Dodger Stadium was packed to the rafters on Friday night for the start of the Los Angeles Dodgers’ showdown with the New York Yankees.

Photo: Reuters

“Ohtani’s first season with the Dodgers drew big international appeal, especially from his home country of Japan,” StubHub spokesperson Adam Budelli said.

“At the beginning of the season, buyers from Japan accounted for 22 percent of all tickets sold for Dodgers games. This momentum for the expected MVP has carried into the World Series, where outside of North America, Japan leads ticket sales for games in Los Angeles,” he said.

That is no surprise, given Ohtani’s ascent to a position of becoming an avatar for national identity occupied by only a few athletes in world history, like Lionel Messi in Argentina or Wayne Gretzky in Canada.

Ohtani was already a Japanese icon before his six seasons with the Los Angeles Angels, but his fame and celebrity have even grown since he joined the powerhouse Dodgers as a free agent and promptly put up a 50-50 season to earn his first major league playoff appearance — and probably his third Most Valuable Player award.

Ohtani is bigger than any athlete, but the Dodgers are in an even brighter spotlight in Japan because of

the presence of Yoshinobu Yamamoto, the US$325 million rookie who signed with Los Angeles shortly after Ohtani last winter.

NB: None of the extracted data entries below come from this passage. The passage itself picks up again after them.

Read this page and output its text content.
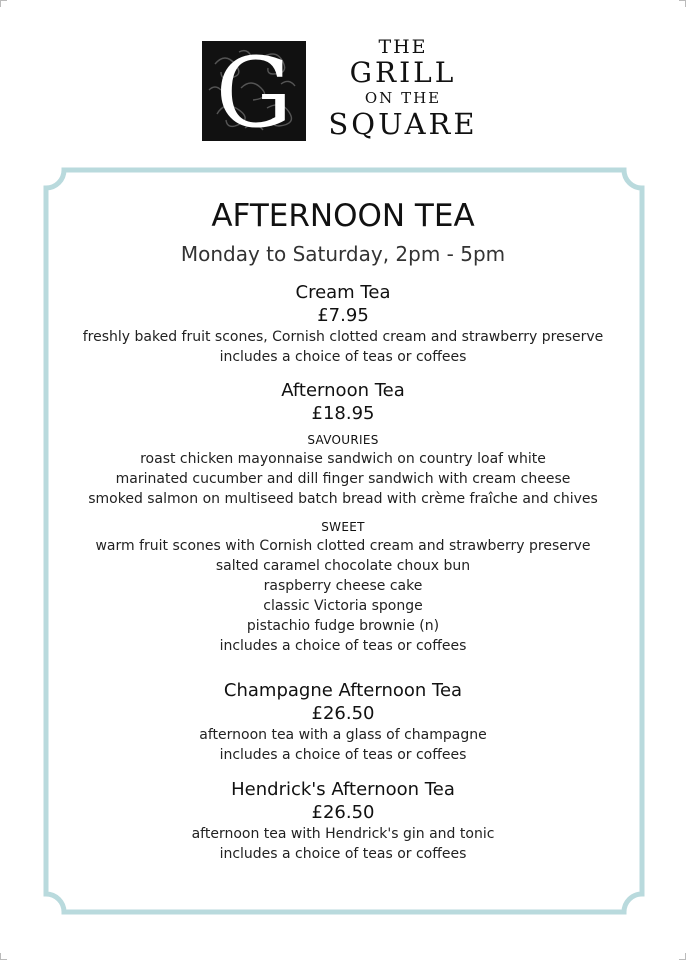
G	THE
GRILL
ON THE
SQUARE
AFTERNOON TEA
Monday to Saturday, 2pm - 5pm
Cream Tea
£7.95
freshly baked fruit scones, Cornish clotted cream and strawberry preserve
includes a choice of teas or coffees
Afternoon Tea
£18.95
SAVOURIES
roast chicken mayonnaise sandwich on country loaf white
marinated cucumber and dill finger sandwich with cream cheese
smoked salmon on multiseed batch bread with crème fraîche and chives
SWEET
warm fruit scones with Cornish clotted cream and strawberry preserve
salted caramel chocolate choux bun
raspberry cheese cake
classic Victoria sponge
pistachio fudge brownie (n)
includes a choice of teas or coffees
Champagne Afternoon Tea
£26.50
afternoon tea with a glass of champagne
includes a choice of teas or coffees
Hendrick's Afternoon Tea
£26.50
afternoon tea with Hendrick's gin and tonic
includes a choice of teas or coffees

Japan has already shown dramatic interest in these playoffs — and not solely in the Dodgers, either.

Game 5 of the Dodgers-Padres NL Division Series featured Yamamoto against San Diego’s Yu Darvish in the first postseason matchup of Japan-born pitchers in MLB history, and also the first MLB playoff game with three Japanese-born players starting.

The broadcast drew about 13 million viewers in Japan — which means about 10 percent of Japan’s entire population watched the Dodgers beat the Padres 2-0.

“I just think that it’s going to be a global World Series,” Dodgers manager Dave Roberts said.

“I still stand by the fact that more eyeballs are going to be watching this World Series than any other series in history,” he said.